Elisabeth - I Want to Eat -
Found footage/art by Mariken Wessels.
Alauda Publications, 2010. 80 pp., 54 color illustrations, 9½x13".
Alauda Publications is proud to present the new edition of Elisabeth - I want to eat -, Mariken Wessels’ first photo book. The book was initially self-published by the artist in 2008 in a small edition and was widely acclaimed. The second edition published by Wessels won the Silver Medal Book Award at the Fotofestival di Roma and was recently acquired by the MoMA collection in New York.

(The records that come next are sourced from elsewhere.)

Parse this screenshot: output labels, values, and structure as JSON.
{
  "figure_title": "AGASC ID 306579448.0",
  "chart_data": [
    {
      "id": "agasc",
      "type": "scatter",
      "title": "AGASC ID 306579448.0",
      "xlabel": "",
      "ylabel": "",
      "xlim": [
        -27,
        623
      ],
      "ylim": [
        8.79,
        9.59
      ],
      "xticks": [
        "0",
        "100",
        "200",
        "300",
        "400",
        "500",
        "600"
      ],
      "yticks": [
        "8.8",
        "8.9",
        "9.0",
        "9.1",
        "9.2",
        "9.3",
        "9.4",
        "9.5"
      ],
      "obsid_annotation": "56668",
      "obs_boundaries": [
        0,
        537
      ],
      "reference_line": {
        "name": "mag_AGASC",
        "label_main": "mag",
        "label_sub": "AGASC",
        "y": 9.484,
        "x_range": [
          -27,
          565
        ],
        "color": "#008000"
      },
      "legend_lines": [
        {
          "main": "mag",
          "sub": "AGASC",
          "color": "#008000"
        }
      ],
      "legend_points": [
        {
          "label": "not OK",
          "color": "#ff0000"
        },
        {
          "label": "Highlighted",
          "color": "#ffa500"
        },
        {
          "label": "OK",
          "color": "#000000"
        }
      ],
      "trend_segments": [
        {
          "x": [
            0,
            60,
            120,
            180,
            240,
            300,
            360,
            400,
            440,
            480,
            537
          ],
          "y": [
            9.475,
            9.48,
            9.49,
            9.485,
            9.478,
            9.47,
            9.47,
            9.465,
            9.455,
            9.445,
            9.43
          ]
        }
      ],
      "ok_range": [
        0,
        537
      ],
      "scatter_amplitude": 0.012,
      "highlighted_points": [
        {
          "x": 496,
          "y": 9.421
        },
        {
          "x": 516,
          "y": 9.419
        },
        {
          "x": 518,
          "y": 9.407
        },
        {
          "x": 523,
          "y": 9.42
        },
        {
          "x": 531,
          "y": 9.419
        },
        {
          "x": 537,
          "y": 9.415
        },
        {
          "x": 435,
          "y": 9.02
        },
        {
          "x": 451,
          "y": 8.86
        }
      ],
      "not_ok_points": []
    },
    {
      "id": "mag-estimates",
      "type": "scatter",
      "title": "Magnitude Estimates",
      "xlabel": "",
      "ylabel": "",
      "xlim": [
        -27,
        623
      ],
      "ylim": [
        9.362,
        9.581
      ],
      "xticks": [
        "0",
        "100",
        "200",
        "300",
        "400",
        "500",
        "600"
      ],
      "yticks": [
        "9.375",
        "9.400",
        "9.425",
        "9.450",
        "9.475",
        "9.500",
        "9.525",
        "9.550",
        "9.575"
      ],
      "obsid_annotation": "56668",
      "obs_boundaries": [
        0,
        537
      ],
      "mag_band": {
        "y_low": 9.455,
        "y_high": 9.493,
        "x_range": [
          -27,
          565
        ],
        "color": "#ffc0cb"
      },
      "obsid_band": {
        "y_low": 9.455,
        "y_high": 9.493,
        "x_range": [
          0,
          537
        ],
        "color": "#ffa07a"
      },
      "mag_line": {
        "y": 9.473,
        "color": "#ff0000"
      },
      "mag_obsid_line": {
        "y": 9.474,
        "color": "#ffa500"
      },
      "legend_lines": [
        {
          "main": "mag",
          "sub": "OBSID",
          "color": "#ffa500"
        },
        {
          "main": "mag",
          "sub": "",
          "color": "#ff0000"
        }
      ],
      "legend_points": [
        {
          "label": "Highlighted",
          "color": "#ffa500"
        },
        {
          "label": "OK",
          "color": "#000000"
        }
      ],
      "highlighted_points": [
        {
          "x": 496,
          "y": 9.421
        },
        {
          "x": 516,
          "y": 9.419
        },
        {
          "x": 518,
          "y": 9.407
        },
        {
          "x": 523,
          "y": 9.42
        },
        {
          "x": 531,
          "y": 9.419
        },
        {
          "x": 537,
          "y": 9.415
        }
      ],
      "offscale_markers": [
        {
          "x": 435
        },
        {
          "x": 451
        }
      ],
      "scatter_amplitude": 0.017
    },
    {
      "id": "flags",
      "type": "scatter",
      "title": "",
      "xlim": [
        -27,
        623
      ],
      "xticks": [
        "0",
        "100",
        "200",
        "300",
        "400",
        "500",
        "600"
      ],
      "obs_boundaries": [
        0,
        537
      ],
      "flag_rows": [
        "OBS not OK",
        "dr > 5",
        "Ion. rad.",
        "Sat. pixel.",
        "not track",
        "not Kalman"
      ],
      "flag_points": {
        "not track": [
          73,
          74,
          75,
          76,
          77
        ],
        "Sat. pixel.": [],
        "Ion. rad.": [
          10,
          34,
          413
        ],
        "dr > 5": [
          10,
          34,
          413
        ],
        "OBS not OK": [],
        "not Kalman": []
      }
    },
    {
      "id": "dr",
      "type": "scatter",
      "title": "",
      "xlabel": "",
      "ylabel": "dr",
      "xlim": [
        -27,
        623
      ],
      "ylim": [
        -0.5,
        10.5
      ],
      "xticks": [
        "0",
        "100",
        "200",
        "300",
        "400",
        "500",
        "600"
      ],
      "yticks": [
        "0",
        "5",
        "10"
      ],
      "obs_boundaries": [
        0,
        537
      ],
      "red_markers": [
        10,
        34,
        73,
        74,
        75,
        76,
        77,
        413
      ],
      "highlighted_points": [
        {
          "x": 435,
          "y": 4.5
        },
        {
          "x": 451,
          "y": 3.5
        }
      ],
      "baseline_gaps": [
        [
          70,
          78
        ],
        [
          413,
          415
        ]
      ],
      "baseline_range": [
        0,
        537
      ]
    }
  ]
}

Elisabeth - I want to eat - consists of a collection of anonymous photographs, letters and postcards belonging to a young woman, which the artist stumbled upon in a shop in the Hendrik Jacobszstraat in Amsterdam. Wessels appropriates the found material in her own way, by photographing the images, creatively processing and arranging them, as well as occasionally adding her own material. The intensity and sensuality of the photographs are reminiscent of the work of master photographers like Gerard Fieret and Miroslaw Tichý. They depict a young woman defiantly posing in front of the camera, both figuratively and literally exposing herself. The black and white photographs are worn out, frayed by numerous scratches and dust particles, blending together both the exaltation and melancholy recorded in them. Apart from the photographs, the book carries a series of printed postcards and letters addressed to Elisabeth, from which the reader gradually infers that her life was thrown off track in some way. ‘Religion, order, discipline, detachment from the quest for ambition’ – these are, in brief, the ingredients of advice, with which a family member proposes to ‘heal’ her. Yet the person giving her advice himself tells no straightforward story. One is in fact left wondering which of the two people is more bizarre. There is a stark contrast in the book between the idyllic landscapes in the postcards painted in sweet watercolour and the disarming directness of Elisabeth’s gaze in to the camera. The book contains thin colour-paper inserts, on which the letters and postcards to Elisabeth almost transform into a direct appeal to the reader. The title of the publication is taken from the only letter in the book penned by Elisabeth herself, addressed to an unknown friend:
‘(...) The last time I saw you it was nice and I felt much better. Are you still in Brussels? I don’t know but I liked the house you lived and the streets there. I want to eat.’